I hope you all enjoy this fruity treat!

Have a wonderful 4th of July, Friends!!


*1 cup fresh blueberries, rinsed
*1 cup fresh raspberries, rinsed
*1 peach, diced & rinsed
*2.5 TBSP Truvia
*3/4 cup old-fashioned oats
*3/4 cup all-purpose flour
*2 tsp ground cinnamon
*2 tsp cornstarch
*2.5 TBPS maple syrup
*2 TBSP unsalted butter, melted and cooled slightly
*1/2 teaspoon vanilla extract

Preheat the oven to 350 degrees.


In a medium bowl, add the blueberries, raspberries, and diced peaches. Sprinkle the Trivia over the fruit and stir gently so as to not mush the fruit.



In a separate bowl, mix together the oats, flour, cinnamon, and cornstarch. After the dry ingredients are thoroughly mixed together, add in the maple syrup, melted butter, and vanilla extract. Mix well.

Spray a glass pie pan or baking dish with non-stick spray.



Pour the fruit into the dish and spread evenly.
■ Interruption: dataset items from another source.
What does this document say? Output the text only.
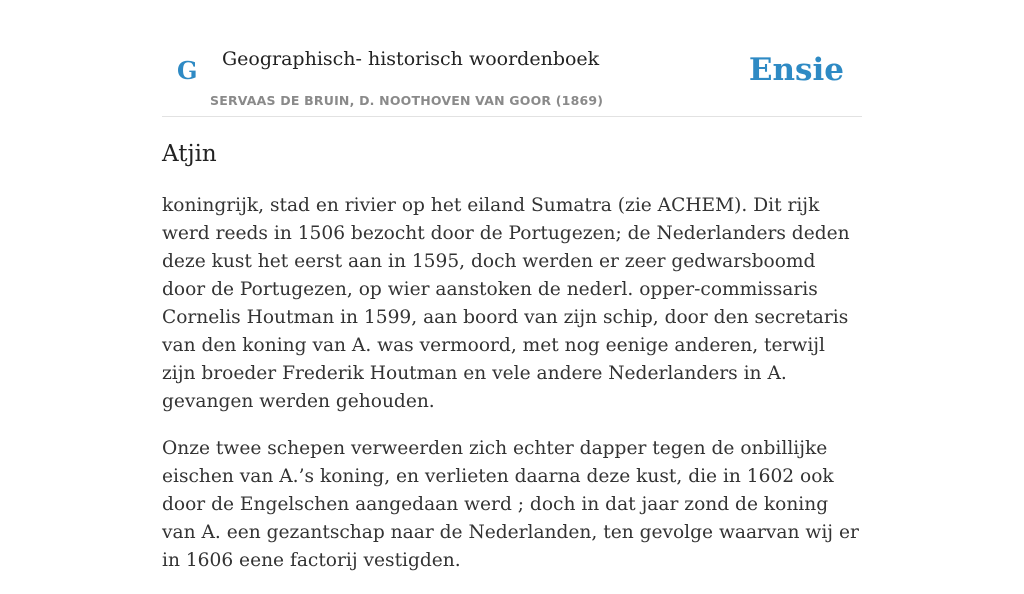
G Geographisch- historisch woordenboek
SERVAAS DE BRUIN, D. NOOTHOVEN VAN GOOR (1869)
Ensie
Atjin

koningrijk, stad en rivier op het eiland Sumatra (zie ACHEM). Dit rijk werd reeds in 1506 bezocht door de Portugezen; de Nederlanders deden deze kust het eerst aan in 1595, doch werden er zeer gedwarsboomd door de Portugezen, op wier aanstoken de nederl. opper-commissaris Cornelis Houtman in 1599, aan boord van zijn schip, door den secretaris van den koning van A. was vermoord, met nog eenige anderen, terwijl zijn broeder Frederik Houtman en vele andere Nederlanders in A. gevangen werden gehouden.

Onze twee schepen verweerden zich echter dapper tegen de onbillijke eischen van A.’s koning, en verlieten daarna deze kust, die in 1602 ook door de Engelschen aangedaan werd ; doch in dat jaar zond de koning van A. een gezantschap naar de Nederlanden, ten gevolge waarvan wij er in 1606 eene factorij vestigden.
Crumble the oat topping over the fruit. Place the dish into the oven and bake for 30 – 35 minutes.


Serve as is or with a scoop of vanilla ice cream!

One Comment Add yours

  1. txjessy says:

    Wow congratulations on the house! It’s beautiful and has such a gorgeous view in the back 💕.
    Also happy belated birthday, may God bless you with many more. I know how you feel, I cried when I turned 30 😂. Gone was the girl who was eager to turn 20 LOL.
    Your dessert looks delicious 😋 BTW.